En voyant mon père, chaussé de ses bottes partir la canne à la main et se faire avaler par les roseaux, je ne m'inquiétais pas car le chêne veillait.
Le soir, assis autour d'un feu, les discussions entre pêcheurs allaient bon train. Bouche ouverte je buvais ces aventures, impatient de les vivre, émerveillé par les astuces développées pour leurrer les truites, surpris par la taille que pouvait atteindre les poissons manqués. La soirée s'égrainait ainsi jusqu'au moment où les discussions se fondaient en mélodie lointaine, que ma vue se perdait parmi les étoiles avant que je m'abandonne dans les bras de Morphée, toujours sous la bonne garde du Gros Chêne.
Un matin, le chêne était à terre. Il a été abattu. La section du tronc était saine, elle y dévoilait l'âge de ce magnifique arbre. Il est resté là, couché quelques printemps. Plus tard, un sapin est venu le remplacer.
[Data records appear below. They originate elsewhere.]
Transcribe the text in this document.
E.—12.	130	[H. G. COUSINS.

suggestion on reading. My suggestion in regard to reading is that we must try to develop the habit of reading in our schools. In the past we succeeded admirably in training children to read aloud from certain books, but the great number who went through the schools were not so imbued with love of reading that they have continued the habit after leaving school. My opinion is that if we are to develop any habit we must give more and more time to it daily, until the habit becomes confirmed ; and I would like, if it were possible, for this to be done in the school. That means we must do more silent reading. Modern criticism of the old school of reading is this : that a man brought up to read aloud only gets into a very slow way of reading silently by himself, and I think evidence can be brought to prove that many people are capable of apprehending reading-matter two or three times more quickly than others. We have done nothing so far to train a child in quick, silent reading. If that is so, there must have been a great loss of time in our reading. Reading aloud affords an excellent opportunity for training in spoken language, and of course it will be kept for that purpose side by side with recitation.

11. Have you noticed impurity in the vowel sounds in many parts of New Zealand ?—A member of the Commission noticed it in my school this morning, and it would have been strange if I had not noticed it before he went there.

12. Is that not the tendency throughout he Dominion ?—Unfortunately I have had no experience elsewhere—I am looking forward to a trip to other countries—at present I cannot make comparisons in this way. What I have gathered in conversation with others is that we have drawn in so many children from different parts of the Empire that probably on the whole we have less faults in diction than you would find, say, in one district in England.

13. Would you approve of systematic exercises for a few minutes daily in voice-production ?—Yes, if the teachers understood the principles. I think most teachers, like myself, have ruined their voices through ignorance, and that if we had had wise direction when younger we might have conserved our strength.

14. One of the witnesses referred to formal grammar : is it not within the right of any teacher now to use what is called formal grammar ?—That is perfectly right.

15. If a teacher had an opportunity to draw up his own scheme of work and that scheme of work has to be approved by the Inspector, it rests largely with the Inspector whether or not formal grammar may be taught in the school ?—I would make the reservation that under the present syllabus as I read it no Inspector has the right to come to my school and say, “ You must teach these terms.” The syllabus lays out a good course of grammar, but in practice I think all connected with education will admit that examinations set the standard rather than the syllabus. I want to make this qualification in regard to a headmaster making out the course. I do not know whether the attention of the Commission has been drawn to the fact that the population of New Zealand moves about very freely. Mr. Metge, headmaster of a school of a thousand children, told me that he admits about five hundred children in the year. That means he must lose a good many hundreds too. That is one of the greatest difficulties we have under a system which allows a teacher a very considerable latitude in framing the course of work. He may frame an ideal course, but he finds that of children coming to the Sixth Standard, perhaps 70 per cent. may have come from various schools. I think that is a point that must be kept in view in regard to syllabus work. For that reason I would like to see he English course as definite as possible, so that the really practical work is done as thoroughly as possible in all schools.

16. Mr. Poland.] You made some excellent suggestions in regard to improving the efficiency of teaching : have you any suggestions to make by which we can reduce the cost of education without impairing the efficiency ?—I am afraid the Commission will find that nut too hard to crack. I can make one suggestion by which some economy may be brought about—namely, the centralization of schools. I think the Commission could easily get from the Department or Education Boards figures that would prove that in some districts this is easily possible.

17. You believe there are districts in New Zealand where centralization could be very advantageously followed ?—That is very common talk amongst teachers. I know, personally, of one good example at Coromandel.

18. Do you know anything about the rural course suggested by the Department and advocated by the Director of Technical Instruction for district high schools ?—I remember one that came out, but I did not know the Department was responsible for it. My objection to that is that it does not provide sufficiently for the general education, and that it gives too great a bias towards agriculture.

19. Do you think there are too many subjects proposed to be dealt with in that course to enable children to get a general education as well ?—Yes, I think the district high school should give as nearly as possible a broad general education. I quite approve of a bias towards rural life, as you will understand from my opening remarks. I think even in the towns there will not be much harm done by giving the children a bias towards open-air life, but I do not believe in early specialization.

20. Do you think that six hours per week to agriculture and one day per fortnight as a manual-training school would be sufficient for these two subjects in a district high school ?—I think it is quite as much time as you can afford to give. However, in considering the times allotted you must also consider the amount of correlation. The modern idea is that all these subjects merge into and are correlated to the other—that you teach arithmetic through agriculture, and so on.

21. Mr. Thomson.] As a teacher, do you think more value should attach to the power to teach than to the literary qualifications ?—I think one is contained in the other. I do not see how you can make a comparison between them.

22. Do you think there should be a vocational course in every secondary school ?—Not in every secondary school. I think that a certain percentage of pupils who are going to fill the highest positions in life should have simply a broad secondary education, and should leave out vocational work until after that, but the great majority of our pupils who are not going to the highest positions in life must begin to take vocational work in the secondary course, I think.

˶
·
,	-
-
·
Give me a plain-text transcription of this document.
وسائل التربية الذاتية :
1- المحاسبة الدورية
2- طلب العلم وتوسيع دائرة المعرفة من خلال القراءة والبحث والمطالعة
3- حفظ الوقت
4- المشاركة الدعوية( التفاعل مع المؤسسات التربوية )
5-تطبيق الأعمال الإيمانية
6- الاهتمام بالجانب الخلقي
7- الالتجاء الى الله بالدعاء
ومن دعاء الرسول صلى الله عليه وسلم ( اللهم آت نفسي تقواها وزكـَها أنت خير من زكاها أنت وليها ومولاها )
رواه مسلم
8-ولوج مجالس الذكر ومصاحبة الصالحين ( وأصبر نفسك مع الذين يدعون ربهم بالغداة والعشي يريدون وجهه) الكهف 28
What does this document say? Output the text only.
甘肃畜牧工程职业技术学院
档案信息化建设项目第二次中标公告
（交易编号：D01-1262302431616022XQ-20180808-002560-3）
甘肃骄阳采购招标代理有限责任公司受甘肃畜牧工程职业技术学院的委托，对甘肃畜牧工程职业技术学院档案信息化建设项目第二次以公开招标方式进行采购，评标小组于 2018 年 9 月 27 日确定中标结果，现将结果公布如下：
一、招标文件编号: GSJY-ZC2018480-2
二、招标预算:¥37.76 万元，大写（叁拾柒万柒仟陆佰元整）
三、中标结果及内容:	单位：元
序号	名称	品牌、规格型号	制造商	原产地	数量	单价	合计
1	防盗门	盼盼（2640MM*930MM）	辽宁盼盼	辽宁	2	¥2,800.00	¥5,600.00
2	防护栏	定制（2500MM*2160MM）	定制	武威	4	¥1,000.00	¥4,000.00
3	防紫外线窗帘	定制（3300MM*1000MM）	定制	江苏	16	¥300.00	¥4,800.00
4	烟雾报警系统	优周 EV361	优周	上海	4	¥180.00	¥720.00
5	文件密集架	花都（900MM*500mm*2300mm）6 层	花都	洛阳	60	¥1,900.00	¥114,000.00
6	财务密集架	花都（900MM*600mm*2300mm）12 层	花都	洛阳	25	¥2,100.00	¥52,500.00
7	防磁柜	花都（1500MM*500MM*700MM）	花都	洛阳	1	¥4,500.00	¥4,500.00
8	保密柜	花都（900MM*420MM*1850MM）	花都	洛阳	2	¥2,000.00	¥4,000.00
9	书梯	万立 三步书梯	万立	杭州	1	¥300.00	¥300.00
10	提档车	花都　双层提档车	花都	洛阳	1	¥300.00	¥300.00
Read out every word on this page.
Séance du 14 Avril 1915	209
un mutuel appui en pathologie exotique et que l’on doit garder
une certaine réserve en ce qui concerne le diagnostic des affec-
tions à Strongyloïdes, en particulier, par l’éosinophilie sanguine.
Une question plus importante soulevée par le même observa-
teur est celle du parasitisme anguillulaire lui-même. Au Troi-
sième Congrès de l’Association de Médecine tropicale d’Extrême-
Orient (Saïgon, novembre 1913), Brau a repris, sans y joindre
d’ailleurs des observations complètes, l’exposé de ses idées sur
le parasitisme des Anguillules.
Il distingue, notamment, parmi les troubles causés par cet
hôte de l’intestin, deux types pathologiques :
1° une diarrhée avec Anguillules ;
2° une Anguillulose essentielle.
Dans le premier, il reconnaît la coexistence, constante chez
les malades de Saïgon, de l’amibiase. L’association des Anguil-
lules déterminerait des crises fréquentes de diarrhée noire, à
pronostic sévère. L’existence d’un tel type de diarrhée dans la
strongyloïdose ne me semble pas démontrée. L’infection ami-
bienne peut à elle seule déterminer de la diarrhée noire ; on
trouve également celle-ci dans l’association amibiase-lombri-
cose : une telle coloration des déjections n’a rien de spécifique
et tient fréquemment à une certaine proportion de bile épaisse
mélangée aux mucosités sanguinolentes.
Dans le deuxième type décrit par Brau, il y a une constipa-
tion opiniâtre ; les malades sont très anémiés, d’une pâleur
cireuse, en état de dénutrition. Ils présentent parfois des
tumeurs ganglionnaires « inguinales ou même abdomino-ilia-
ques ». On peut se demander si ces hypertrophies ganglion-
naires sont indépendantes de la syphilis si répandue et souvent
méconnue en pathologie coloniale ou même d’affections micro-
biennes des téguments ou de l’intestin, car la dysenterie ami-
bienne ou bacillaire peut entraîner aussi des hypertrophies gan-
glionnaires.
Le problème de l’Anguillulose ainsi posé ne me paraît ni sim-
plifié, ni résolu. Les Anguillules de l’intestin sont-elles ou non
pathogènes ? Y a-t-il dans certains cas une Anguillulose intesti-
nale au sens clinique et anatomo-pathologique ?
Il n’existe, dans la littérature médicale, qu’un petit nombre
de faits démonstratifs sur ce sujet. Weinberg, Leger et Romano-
Aujourd'hui encore je ne comprends pas la raison de cette mise à mort.
Le Gros Chêne n'est plus en mesure de partager les aventures vécues en sa compagnie tel ce matin de d'avril où la canne à pêche paternelle, pincée dans les rayons du vélo, me sert de balançoire. Il avait bien dû s'amuser en me voyant me prendre pour un indien, un maillet de bois à la main, exécuter une danse avec un lâcher du dit maillet au beau milieu d'une assiette. Il ne s'est pas ri de moi, voyant le petit indien partir en sanglots suite au bris de l'assiette au petits cochons roses. Il a dû rire sous cape le jour où, allant renouveler l'eau de la boille, j'ai laissé repartir les truites.

Le Gros Chêne est toujours dans mon cœur.